Thursday, October 15, 2009

review: Our Hearts Are Gold, Our Grass is Blue by Greenland is Melting



Our Hearts Are Gold, Our Grass is Blue
Greenland is Melting
Self-released, 2009

Don't know what to make of the folk-punk movement. The Avett Brothers are they folk-punk? What about Against Me!? But with Gainesville's Greenland is Melting, these songs could be punk, could be folk, but are great. Another thing--a good name is half the battle for listening, I don't care, if your name sucks, it says something about your aesthetic, you know like a book with a cool cover.

"No More Sorry Songs" is that heartbreaking, but catchy narrative song about locked up letters, and then Kyle or Will or Shaun or whoever the vocalist is, yells "This is life, this is life, this is life" and it is and we know it is, and "it's the form of a song that no one should ever hear" but we've heard it and we're better for it.

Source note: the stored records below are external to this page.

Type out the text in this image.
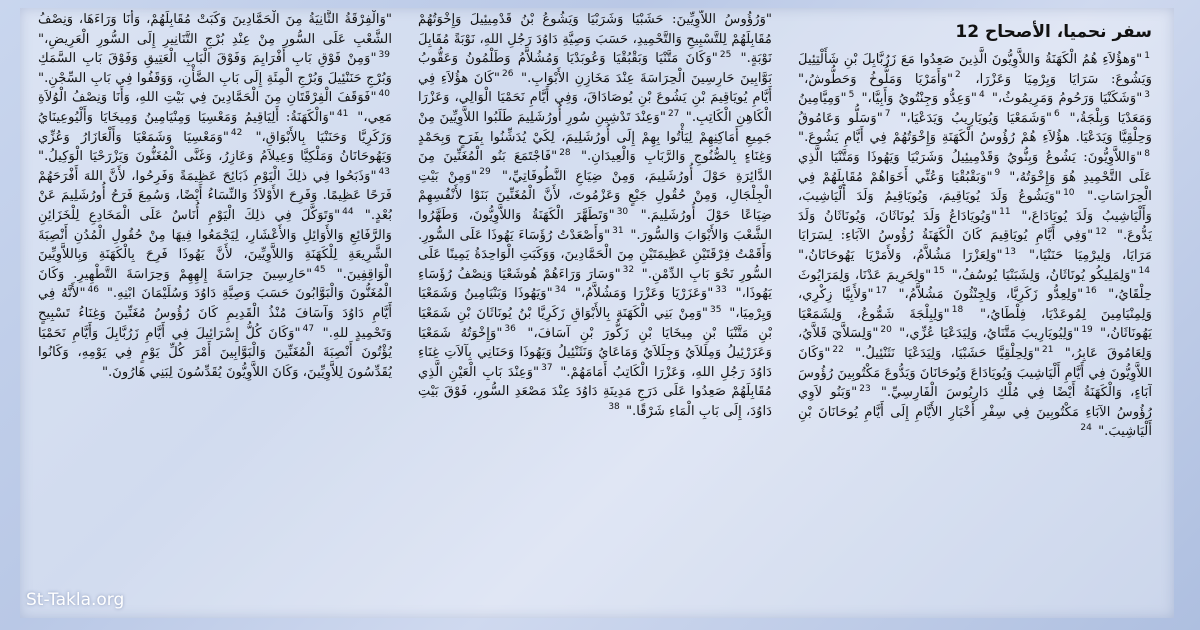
سفر نحميا، الأصحاح 12
$^1$"وَهؤُلاَءِ هُمُ الْكَهَنَةُ وَاللاَّوِيُّونَ الَّذِينَ صَعِدُوا مَعَ زَرُبَّابِلَ بْنِ شَأَلْتِئِيلَ وَيَشُوعَ: سَرَايَا وَيِرْمِيَا وَعَزْرَا، $^2$"وَأَمَرْيَا وَمَلُّوخُ وَحَطُّوشُ،" $^3$"وَشَكَنْيَا وَرَحُومُ وَمَرِيمُوثُ،" $^4$"وَعِدُّو وَجِنْتُويُ وَأَبِيَّا،" $^5$"وَمِيَّامِينُ وَمَعَدْيَا وَبِلْجَةُ،" $^6$"وَشَمَعْيَا وَيُويَارِيبُ وَيَدَعْيَا،" $^7$"وَسَلُّو وَعَامُوقُ وَحِلْقِيَّا وَيَدَعْيَا. هؤُلاَءِ هُمْ رُؤُوسُ الْكَهَنَةِ وَإِخْوَتُهُمْ فِي أَيَّامِ يَشُوعَ." $^8$"وَاللاَّوِيُّونَ: يَشُوعُ وَبِنُّويُ وَقَدْمِيئِيلُ وَشَرَبْيَا وَيَهُوذَا وَمَتَّنْيَا الَّذِي عَلَى التَّحْمِيدِ هُوَ وَإِخْوَتُهُ،" $^9$"وَبَقْبُقْيَا وَعُنِّي أَخَوَاهُمْ مُقَابِلَهُمْ فِي الْحِرَاسَاتِ." $^{10}$"وَيَشُوعُ وَلَدَ يُويَاقِيمَ، وَيُويَاقِيمُ وَلَدَ أَلْيَاشِيبَ، وَأَلْيَاشِيبُ وَلَدَ يُويَادَاعَ،" $^{11}$"وَيُويَادَاعُ وَلَدَ يُونَاثَانَ، وَيُونَاثَانُ وَلَدَ يَدُّوعَ." $^{12}$"وَفِي أَيَّامِ يُويَاقِيمَ كَانَ الْكَهَنَةُ رُؤُوسُ الآبَاءِ: لِسَرَايَا مَرَايَا، وَلِيرْمِيَا حَنَنْيَا،" $^{13}$"وَلِعَزْرَا مَشُلاَّمُ، وَلأَمَرْيَا يَهُوحَانَانُ،" $^{14}$"وَلِمَلِيكُو يُونَاثَانُ، وَلِشَبَنْيَا يُوسُفُ،" $^{15}$"وَلِحَرِيمَ عَدْنَا، وَلِمَرَايُوثَ حِلْقَايُ،" $^{16}$"وَلِعِدُّو زَكَرِيَّا، وَلِجِنْثُونَ مَشُلاَّمُ،" $^{17}$"وَلأَبِيَّا زِكْرِي، وَلِمِنْيَامِينَ لِمُوعَدْيَا، فِلْطَايُ،" $^{18}$"وَلِبِلْجَةَ شَمُّوعُ، وَلِشَمَعْيَا يَهُونَاثَانُ،" $^{19}$"وَلِيُويَارِيبَ مَتَّنَايُ، وَلِيَدَعْيَا عُزِّي،" $^{20}$"وَلِسَلاَّيَ قَلاَّيُ، وَلِعَامُوقَ عَابِرُ،" $^{21}$"وَلِحِلْقِيَّا حَشَبْيَا، وَلِيَدَعْيَا نَثَنْئِيلُ." $^{22}$"وَكَانَ اللاَّوِيُّونَ فِي أَيَّامِ أَلْيَاشِيبَ وَيُويَادَاعَ وَيُوحَانَانَ وَيَدُّوعَ مَكْتُوبِينَ رُؤُوسَ آبَاءٍ، وَالْكَهَنَةُ أَيْضًا فِي مُلْكِ دَارِيُوسَ الْفَارِسِيِّ." $^{23}$"وَبَنُو لاَوِي رُؤُوسُ الآبَاءِ مَكْتُوبِينَ فِي سِفْرِ أَخْبَارِ الأَيَّامِ إِلَى أَيَّامِ يُوحَانَانَ بْنِ أَلْيَاشِيبَ." $^{24}$
"وَرُؤُوسُ اللاَّوِيِّينَ: حَشَبْيَا وَشَرَبْيَا وَيَشُوعُ بْنُ قَدْمِيئِيلَ وَإِخْوَتُهُمْ مُقَابِلَهُمْ لِلتَّسْبِيحِ وَالتَّحْمِيدِ، حَسَبَ وَصِيَّةِ دَاوُدَ رَجُلِ اللهِ، نَوْبَةً مُقَابِلَ نَوْبَةٍ." $^{25}$"وَكَانَ مَتَّنْيَا وَبَقْبُقْيَا وَعُوبَدْيَا وَمُشُلاَّمُ وَطَلْمُونُ وَعَقُّوبُ بَوَّابِينَ حَارِسِينَ الْحِرَاسَةَ عِنْدَ مَخَازِنِ الأَبْوَابِ." $^{26}$"كَانَ هؤُلاَءِ فِي أَيَّامِ يُويَاقِيمَ بْنِ يَشُوعَ بْنِ يُوصَادَاقَ، وَفِي أَيَّامِ نَحَمْيَا الْوَالِي، وَعَزْرَا الْكَاهِنِ الْكَاتِبِ." $^{27}$"وَعِنْدَ تَدْشِينِ سُورِ أُورُشَلِيمَ طَلَبُوا اللاَّوِيِّينَ مِنْ جَمِيعِ أَمَاكِنِهِمْ لِيَأْتُوا بِهِمْ إِلَى أُورُشَلِيمَ، لِكَيْ يُدَشِّنُوا بِفَرَحٍ وَبِحَمْدٍ وَغِنَاءٍ بِالصُّنُوجِ وَالرَّبَابِ وَالْعِيدَانِ." $^{28}$"فَاجْتَمَعَ بَنُو الْمُغَنِّينَ مِنَ الدَّائِرَةِ حَوْلَ أُورُشَلِيمَ، وَمِنْ ضِيَاعِ النَّطُوفَاتِيِّ،" $^{29}$"وَمِنْ بَيْتِ الْجِلْجَالِ، وَمِنْ حُقُولِ جَبْعٍ وَعَزْمُوتَ، لأَنَّ الْمُغَنِّينَ بَنَوْا لأَنْفُسِهِمْ ضِيَاعًا حَوْلَ أُورُشَلِيمَ." $^{30}$"وَتَطَهَّرَ الْكَهَنَةُ وَاللاَّوِيُّونَ، وَطَهَّرُوا الشَّعْبَ وَالأَبْوَابَ وَالسُّورَ." $^{31}$"وَأَصْعَدْتُ رُؤَسَاءَ يَهُوذَا عَلَى السُّورِ. وَأَقَمْتُ فِرْقَتَيْنِ عَظِيمَتَيْنِ مِنَ الْحَمَّادِينَ، وَوَكَبَتِ الْوَاحِدَةُ يَمِينًا عَلَى السُّورِ نَحْوَ بَابِ الدِّمْنِ." $^{32}$"وَسَارَ وَرَاءَهُمْ هُوشَعْيَا وَنِصْفُ رُؤَسَاءِ يَهُوذَا،" $^{33}$"وَعَزَرْيَا وَعَزْرَا وَمَشُلاَّمُ،" $^{34}$"وَيَهُوذَا وَبَنْيَامِينُ وَشَمَعْيَا وَيِرْمِيَا،" $^{35}$"وَمِنْ بَنِي الْكَهَنَةِ بِالأَبْوَاقِ زَكَرِيَّا بْنُ يُونَاثَانَ بْنِ شَمَعْيَا بْنِ مَتَّنْيَا بْنِ مِيخَايَا بْنِ زَكُّورَ بْنِ آسَافَ،" $^{36}$"وَإِخْوَتُهُ شَمَعْيَا وَعَزَرْئِيلُ وَمِلَلاَيُ وَجِلَلاَيُ وَمَاعَايُ وَنَثَنْئِيلُ وَيَهُوذَا وَحَنَانِي بِآلاَتِ غِنَاءِ دَاوُدَ رَجُلِ اللهِ، وَعَزْرَا الْكَاتِبُ أَمَامَهُمْ." $^{37}$"وَعِنْدَ بَابِ الْعَيْنِ الَّذِي مُقَابِلَهُمْ صَعِدُوا عَلَى دَرَجِ مَدِينَةِ دَاوُدَ عِنْدَ مَصْعَدِ السُّورِ، فَوْقَ بَيْتِ دَاوُدَ، إِلَى بَابِ الْمَاءِ شَرْقًا." $^{38}$
"وَالْفِرْقَةُ الثَّانِيَةُ مِنَ الْحَمَّادِينَ وَكَبَتْ مُقَابِلَهُمْ، وَأَنَا وَرَاءَهَا، وَنِصْفُ الشَّعْبِ عَلَى السُّورِ مِنْ عِنْدِ بُرْجِ التَّنَانِيرِ إِلَى السُّورِ الْعَرِيضِ،" $^{39}$"وَمِنْ فَوْقِ بَابِ أَفْرَايِمَ وَفَوْقَ الْبَابِ الْعَتِيقِ وَفَوْقَ بَابِ السَّمَكِ وَبُرْجِ حَنَنْئِيلَ وَبُرْجِ الْمِئَةِ إِلَى بَابِ الضَّأْنِ، وَوَقَفُوا فِي بَابِ السِّجْنِ." $^{40}$"فَوَقَفَ الْفِرْقَتَانِ مِنَ الْحَمَّادِينَ فِي بَيْتِ اللهِ، وَأَنَا وَنِصْفُ الْوُلاَةِ مَعِي،" $^{41}$"وَالْكَهَنَةُ: أَلِيَاقِيمُ وَمَعْسِيَا وَمِنْيَامِينُ وَمِيخَايَا وَأَلْيُوعِينَايُ وَزَكَرِيَّا وَحَنَنْيَا بِالأَبْوَاقِ،" $^{42}$"وَمَعْسِيَا وَشَمَعْيَا وَأَلْعَازَارُ وَعُزِّي وَيَهُوحَانَانُ وَمَلْكِيَّا وَعِيلاَمُ وَعَازِرُ، وَغَنَّى الْمُغَنُّونَ وَيَزْرَحْيَا الْوَكِيلُ." $^{43}$"وَذَبَحُوا فِي ذلِكَ الْيَوْمِ ذَبَائِحَ عَظِيمَةً وَفَرِحُوا، لأَنَّ اللهَ أَفْرَحَهُمْ فَرَحًا عَظِيمًا. وَفَرِحَ الأَوْلاَدُ وَالنِّسَاءُ أَيْضًا، وَسُمِعَ فَرَحُ أُورُشَلِيمَ عَنْ بُعْدٍ." $^{44}$"وَتَوَكَّلَ فِي ذلِكَ الْيَوْمِ أُنَاسٌ عَلَى الْمَخَادِعِ لِلْخَزَائِنِ وَالرَّفَائِعِ وَالأَوَائِلِ وَالأَعْشَارِ، لِيَجْمَعُوا فِيهَا مِنْ حُقُولِ الْمُدُنِ أَنْصِبَةَ الشَّرِيعَةِ لِلْكَهَنَةِ وَاللاَّوِيِّينَ، لأَنَّ يَهُوذَا فَرِحَ بِالْكَهَنَةِ وَبِاللاَّوِيِّينَ الْوَاقِفِينَ." $^{45}$"حَارِسِينَ حِرَاسَةَ إِلهِهِمْ وَحِرَاسَةَ التَّطْهِيرِ. وَكَانَ الْمُغَنُّونَ وَالْبَوَّابُونَ حَسَبَ وَصِيَّةِ دَاوُدَ وَسُلَيْمَانَ ابْنِهِ." $^{46}$"لأَنَّهُ فِي أَيَّامِ دَاوُدَ وَآسَافَ مُنْذُ الْقَدِيمِ كَانَ رُؤُوسُ مُغَنِّينَ وَغِنَاءُ تَسْبِيحٍ وَتَحْمِيدٍ للهِ." $^{47}$"وَكَانَ كُلُّ إِسْرَائِيلَ فِي أَيَّامِ زَرُبَّابِلَ وَأَيَّامِ نَحَمْيَا يُؤْتُونَ أَنْصِبَةَ الْمُغَنِّينَ وَالْبَوَّابِينَ أَمْرَ كُلِّ يَوْمٍ فِي يَوْمِهِ، وَكَانُوا يُقَدِّسُونَ لِلاَّوِيِّينَ، وَكَانَ اللاَّوِيُّونَ يُقَدِّسُونَ لِبَنِي هَارُونَ."
St-Takla.org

"The Kitchen Song" is self-deprecating, relaxed, no songs for the radio, but songs for the kitchens and basements of friends. Pull up a bucket, a bar stool, a plastic fold out chair and sit down and sit and sit. That feels good.

"Hotel Floors" brings the harmonica, the harmonica is under used. Everyone needs a harmonica. Everyone needs Woody Guthrie, too. The details, the details--"I changed my socks three times today," everything is wet, everything is pouring, I hate peeling off wet socks too. The details, the details.

There are more songs here for sure, but the details, the details makes Greenland is Melting a band to watch. Oh yeah...listen to "Blood on the Banjo" too--that's a good one.